Le ministre de la Sécurité publique a ensuite fait remarquer que la liberté de manifester est observée par le régime mais que les manifestants de la Place de la démocratie ont dépassé les limites car ils ont enfreint à la loi en faisant des casses. Des commerçants et propriétaires des abords des grands avenues d’Analakely ont porté plainte, a-t-il indiqué.
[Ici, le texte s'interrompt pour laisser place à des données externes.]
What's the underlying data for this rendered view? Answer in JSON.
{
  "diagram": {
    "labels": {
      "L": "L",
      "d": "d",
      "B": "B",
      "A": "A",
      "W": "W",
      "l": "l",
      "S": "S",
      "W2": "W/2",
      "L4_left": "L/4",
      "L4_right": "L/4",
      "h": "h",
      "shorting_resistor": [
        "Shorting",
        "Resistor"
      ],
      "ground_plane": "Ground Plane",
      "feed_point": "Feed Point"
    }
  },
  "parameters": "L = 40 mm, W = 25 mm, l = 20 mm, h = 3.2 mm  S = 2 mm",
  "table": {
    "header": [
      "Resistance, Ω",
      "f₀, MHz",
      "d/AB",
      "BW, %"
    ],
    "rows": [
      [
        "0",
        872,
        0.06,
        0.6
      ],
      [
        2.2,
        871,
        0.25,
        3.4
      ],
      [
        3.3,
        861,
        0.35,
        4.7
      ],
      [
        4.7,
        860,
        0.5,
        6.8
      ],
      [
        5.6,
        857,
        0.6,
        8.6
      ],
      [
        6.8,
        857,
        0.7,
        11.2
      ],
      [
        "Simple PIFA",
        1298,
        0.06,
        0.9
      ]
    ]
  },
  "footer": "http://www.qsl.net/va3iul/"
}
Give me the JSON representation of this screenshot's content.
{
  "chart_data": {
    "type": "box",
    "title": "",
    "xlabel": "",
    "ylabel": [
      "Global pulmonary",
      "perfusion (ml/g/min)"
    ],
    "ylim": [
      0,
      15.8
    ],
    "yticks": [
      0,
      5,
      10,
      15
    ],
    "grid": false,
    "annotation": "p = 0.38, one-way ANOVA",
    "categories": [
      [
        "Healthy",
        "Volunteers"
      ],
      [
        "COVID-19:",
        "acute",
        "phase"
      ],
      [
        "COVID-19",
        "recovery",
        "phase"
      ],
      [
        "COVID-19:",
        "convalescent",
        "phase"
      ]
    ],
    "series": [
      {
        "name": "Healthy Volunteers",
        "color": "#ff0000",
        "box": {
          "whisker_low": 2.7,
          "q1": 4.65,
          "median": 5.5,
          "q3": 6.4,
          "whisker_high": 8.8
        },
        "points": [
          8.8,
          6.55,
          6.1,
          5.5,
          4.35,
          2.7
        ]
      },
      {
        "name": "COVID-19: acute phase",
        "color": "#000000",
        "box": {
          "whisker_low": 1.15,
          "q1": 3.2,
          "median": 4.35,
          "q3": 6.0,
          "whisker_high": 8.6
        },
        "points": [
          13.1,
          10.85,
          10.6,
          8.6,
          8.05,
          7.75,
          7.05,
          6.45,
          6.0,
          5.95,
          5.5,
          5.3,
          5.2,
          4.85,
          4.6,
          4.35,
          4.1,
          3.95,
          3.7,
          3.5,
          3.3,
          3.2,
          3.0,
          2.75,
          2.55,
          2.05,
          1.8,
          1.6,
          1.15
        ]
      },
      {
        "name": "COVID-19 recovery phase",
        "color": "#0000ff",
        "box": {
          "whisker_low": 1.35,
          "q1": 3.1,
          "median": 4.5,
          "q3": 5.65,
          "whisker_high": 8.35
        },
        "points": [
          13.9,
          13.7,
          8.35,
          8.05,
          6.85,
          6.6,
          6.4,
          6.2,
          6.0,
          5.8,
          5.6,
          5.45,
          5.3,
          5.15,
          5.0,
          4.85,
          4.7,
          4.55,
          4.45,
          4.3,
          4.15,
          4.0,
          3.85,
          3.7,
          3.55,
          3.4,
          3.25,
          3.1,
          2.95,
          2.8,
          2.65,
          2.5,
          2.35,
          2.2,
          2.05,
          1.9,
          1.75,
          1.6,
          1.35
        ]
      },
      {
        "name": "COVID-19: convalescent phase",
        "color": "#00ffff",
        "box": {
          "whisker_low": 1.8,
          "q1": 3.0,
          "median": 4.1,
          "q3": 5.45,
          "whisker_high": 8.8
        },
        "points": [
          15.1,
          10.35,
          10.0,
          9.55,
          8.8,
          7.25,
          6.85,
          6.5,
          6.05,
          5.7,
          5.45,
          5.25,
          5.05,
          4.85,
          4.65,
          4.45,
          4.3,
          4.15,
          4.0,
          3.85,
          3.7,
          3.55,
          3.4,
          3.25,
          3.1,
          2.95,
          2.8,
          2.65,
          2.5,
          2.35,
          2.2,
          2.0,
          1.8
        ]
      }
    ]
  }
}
Contrairement à ce qui s’est passé lorsque les manifestants pro-TGV ont occupé la Place 13 mai, où c’était calme précise-t-il.
Du début jusqu’à la prise du pouvoir
En tout cas, le ministre Organés a oublié les incendies provoqués par les manifestations le 26 janvier dans la capitale et qui se sont poursuivis le lendemain. Les actes de vandalisme et de pillages suivis d’incendies se sont produit lors des manifestations des partisans de ce pouvoir en place. A noter que tout au début des manifestations, le domicile de Moxe Ramandimbilahatra a été victime de pillage diurne de la part des partisans de TGV. Les pillages se sont même étendus jusqu’à Tanjombato après que les mutins du camp CAPSAT ont procédé à leur mutinerie en faveur du camp Andry Rajoelina.
Les victimes de ces « débordements » sauront-elles à jamais qui sont les responsables auprès desquels elles vont réclamer réparation ? Evidemment que non car même les assurances qualifient ces « actes » d’émeutes populaires, dont les auteurs seraient non identifiables et ne pourraient être poursuivis.